Russian Ruble Declines to 10-Week Low as Country Grapples with Covid-19

July 28, 2020
Russian Ruble Declines to 10-Week Low as Country Grapples with Covid-19 July 28, 2020 Lennox Hamilton

The Russian ruble fell 1% to trade at 72.30 against the greenback today, mirroring the weakest exchange rate since May 19, as investors anticipate monetary policymakers at the US Fed meeting to reaffirm its dovish stance.

A week before, the central bank of Russia slashed benchmark interest rate by 25 basis points to a fresh historical low of 4.25%. The ruble has been declining against the greenback since June as investors stood worried about worldwide economic rebound, partial recovery in crude prices and decline in sales of overseas currency by the ministry of finance.

It can be remembered that the Bank of Russia slashed the benchmark interest rate (one-week repo) by 25 basis points to 4.25% last week, citing stabilization of inflation outlook, following a decline in May-June period. The fourth rate of 2020 was announced to bring the economy back on growth track after it got severely hit by Covid-19 pandemic.

Policymakers trust that the rebound will be only incremental and there is a risk of seeing inflation drifting downwards from the 4% target next year. The central bank also stated that yearly inflation will likely hit between 3.7% and 4.2% in 2020, 3.5% and 4% in 2021 and will remain near 4% from then on.

Government officials are also willing to look at further benchmark rate cut in the forthcoming meetings.

Brent crude futures lost most of its early gains to trade at about $43.30 per barrel, as worries about increasing Covid-19 instances eclipsed expectations of further stimulus from key economies.

WTI futures were trading at roughly $41.50 a barrel. As per Johns Hopkins University, the infection figures is nearing 16.50 million, pouring cold water on crude oil demand outlook.

From China to Germany, India and Spain, infections continue to increase sharply. In the meanwhile, the US Senate, led by Republicans, have tabled a $1 trillion monetary assistance package, which will be discussed with the Democrats.

Norway’s retail trade rose 5.7% m-o-m in June, following a 2.8% growth in May and a 4.8% surge in April. Notably, a breakdown of data indicates that consumers in the last few months have radically altered their consumption pattern, with less preference to services and more to staples.

Furthermore, the closure of border with Sweden implies that Norwegians will find it hard to source goods that are usually procured at economical cost across borders.

Grocery stores, as mentioned above, recorded positive growth, a pattern seen across the globe, and is at historical high levels.

Likewise, clothing shops also contributed considerably to overall growth following a steep drop in sales at the beginning of the pandemic.

Gas stations and shoe shops also led the overall retail sales growth.
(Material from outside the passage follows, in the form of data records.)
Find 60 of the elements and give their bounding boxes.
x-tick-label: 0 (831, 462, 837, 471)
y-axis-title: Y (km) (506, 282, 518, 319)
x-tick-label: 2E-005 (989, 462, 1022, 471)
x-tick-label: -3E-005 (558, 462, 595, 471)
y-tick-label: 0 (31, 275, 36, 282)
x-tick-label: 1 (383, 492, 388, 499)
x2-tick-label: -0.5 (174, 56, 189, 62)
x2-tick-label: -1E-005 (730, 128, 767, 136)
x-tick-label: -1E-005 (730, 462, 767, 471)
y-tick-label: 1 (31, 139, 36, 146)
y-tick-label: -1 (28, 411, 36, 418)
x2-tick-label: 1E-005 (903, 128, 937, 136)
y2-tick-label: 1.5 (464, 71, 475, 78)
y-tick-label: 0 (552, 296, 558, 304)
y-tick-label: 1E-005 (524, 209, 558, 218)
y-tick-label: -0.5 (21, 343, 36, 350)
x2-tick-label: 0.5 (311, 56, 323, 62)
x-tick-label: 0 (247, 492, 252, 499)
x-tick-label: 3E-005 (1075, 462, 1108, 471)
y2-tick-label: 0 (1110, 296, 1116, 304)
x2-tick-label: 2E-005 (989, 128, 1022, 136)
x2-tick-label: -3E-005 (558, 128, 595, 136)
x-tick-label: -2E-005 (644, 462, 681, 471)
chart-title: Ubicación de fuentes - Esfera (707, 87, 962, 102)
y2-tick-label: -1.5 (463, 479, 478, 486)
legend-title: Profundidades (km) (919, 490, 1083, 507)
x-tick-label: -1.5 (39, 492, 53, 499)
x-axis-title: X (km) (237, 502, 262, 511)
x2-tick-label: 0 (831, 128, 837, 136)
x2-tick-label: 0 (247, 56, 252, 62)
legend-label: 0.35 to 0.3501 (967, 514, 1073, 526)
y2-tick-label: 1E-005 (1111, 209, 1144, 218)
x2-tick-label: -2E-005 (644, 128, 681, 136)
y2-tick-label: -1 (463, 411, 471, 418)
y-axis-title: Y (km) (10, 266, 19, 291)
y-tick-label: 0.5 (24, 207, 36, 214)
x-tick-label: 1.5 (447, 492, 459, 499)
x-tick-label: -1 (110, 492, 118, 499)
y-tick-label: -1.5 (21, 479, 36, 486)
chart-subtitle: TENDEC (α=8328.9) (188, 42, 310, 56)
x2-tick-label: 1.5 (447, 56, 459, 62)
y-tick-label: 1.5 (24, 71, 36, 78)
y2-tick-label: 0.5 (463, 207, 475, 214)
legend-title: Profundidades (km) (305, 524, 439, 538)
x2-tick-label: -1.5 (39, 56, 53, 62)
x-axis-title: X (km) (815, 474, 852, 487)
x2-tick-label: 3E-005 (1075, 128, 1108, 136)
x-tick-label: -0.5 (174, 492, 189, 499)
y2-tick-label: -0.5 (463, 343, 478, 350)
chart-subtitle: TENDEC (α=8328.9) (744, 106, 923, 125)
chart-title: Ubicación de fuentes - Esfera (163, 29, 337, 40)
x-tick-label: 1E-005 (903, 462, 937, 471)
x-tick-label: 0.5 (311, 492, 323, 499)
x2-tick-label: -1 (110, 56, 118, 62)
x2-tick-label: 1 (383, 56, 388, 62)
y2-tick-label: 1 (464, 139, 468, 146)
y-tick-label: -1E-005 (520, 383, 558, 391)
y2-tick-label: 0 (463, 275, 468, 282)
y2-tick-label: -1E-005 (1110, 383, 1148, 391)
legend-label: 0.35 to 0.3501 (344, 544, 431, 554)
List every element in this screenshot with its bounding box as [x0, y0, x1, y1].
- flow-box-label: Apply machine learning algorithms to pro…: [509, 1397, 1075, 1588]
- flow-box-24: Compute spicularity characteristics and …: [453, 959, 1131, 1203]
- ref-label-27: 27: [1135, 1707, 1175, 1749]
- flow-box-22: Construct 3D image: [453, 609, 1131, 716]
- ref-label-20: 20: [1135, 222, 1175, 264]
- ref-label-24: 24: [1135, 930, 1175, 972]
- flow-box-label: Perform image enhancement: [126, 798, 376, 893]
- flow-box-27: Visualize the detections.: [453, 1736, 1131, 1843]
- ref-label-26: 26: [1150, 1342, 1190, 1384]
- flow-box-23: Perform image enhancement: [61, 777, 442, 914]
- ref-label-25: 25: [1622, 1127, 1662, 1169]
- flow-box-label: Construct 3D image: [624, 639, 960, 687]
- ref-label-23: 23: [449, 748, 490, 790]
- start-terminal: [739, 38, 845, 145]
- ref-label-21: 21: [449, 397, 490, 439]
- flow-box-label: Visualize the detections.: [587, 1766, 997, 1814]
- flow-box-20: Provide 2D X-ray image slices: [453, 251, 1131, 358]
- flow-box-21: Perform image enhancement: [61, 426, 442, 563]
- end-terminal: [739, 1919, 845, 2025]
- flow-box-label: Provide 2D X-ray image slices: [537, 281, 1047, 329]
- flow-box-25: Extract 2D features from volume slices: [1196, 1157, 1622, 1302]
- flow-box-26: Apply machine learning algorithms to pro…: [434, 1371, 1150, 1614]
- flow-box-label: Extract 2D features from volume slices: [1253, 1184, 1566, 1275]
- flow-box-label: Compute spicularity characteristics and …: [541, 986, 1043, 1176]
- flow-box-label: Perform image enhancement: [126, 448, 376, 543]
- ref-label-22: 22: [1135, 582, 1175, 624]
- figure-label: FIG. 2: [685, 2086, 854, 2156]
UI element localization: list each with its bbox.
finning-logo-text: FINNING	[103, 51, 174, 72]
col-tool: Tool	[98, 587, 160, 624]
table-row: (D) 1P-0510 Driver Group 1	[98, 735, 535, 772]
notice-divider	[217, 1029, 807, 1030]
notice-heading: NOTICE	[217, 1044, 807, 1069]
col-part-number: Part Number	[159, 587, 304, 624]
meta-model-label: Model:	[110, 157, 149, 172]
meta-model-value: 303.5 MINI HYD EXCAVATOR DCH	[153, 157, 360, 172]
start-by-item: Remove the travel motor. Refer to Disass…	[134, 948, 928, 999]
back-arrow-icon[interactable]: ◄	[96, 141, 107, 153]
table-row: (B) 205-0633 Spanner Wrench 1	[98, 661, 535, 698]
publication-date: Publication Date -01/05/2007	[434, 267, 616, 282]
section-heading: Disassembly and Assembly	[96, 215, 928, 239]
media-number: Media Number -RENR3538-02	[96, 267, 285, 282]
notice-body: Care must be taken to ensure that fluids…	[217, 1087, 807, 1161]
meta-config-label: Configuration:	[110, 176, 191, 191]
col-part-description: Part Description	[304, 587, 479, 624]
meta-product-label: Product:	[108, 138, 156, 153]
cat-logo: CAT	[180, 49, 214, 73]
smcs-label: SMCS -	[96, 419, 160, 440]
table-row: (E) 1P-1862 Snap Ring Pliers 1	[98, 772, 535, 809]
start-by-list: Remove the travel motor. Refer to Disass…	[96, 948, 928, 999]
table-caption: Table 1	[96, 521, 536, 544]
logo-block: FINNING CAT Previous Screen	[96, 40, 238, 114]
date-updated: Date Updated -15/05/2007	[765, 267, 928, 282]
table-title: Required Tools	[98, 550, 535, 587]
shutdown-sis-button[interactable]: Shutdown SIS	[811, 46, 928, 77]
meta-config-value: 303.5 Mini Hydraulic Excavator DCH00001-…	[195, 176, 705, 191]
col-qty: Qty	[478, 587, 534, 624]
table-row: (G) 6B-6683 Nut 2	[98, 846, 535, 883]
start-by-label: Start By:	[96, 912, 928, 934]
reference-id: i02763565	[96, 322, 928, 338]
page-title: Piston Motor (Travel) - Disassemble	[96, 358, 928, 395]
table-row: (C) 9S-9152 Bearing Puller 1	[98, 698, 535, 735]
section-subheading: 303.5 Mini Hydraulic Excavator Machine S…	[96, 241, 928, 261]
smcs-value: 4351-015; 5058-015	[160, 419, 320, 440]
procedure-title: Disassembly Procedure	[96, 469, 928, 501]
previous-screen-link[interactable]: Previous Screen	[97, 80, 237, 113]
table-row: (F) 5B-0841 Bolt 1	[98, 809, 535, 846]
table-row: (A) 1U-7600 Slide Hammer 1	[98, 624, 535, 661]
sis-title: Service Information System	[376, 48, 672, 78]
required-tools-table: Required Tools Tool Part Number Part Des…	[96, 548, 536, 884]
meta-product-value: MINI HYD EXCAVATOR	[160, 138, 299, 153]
On y-o-y basis, retail sales surged 13.7%, the highest on record.

Notably, household goods consumption rose 5.3% m-o-m in June, following a 4% growth recorded in the earlier month. It is the highest increase in personal spending since April 2003, against the backdrop of relaxation of Covid-19 sparked lockdown initiatives.

Spending on food, tobacco, and beverages rose 4.3% in June, compared with 1.7% in May. Likewise vehicle and fuel sales grew 11% in June, after increasing 3.2% in the earlier month.

On the contrary, spending on power and heating fuels decreased 6.5%, after increasing 5.6% in May.

The country’s industrial confidence indicator improved to -10.1 in 2Q20 from an amended -17.40 in the earlier period.

Nevertheless, industrial sentiment stood in negative zone, as output, aggregate fresh orders and job opportunities decreased due to the negative effect of the Covid-19 pandemic.

The Q3 economic outlook remained weak as measures taken to limit the spread of Covid-19 continue to affect the economic growth. Capital and intermediate goods producers continue to have a bearish view of the economy.

Businesses have postponed investment plans and fresh orders from both the local and export market are anticipated to decline steeply. A similar scenario exists in job market, with manufacturing sector anticipated to fall sharply in 3Q20.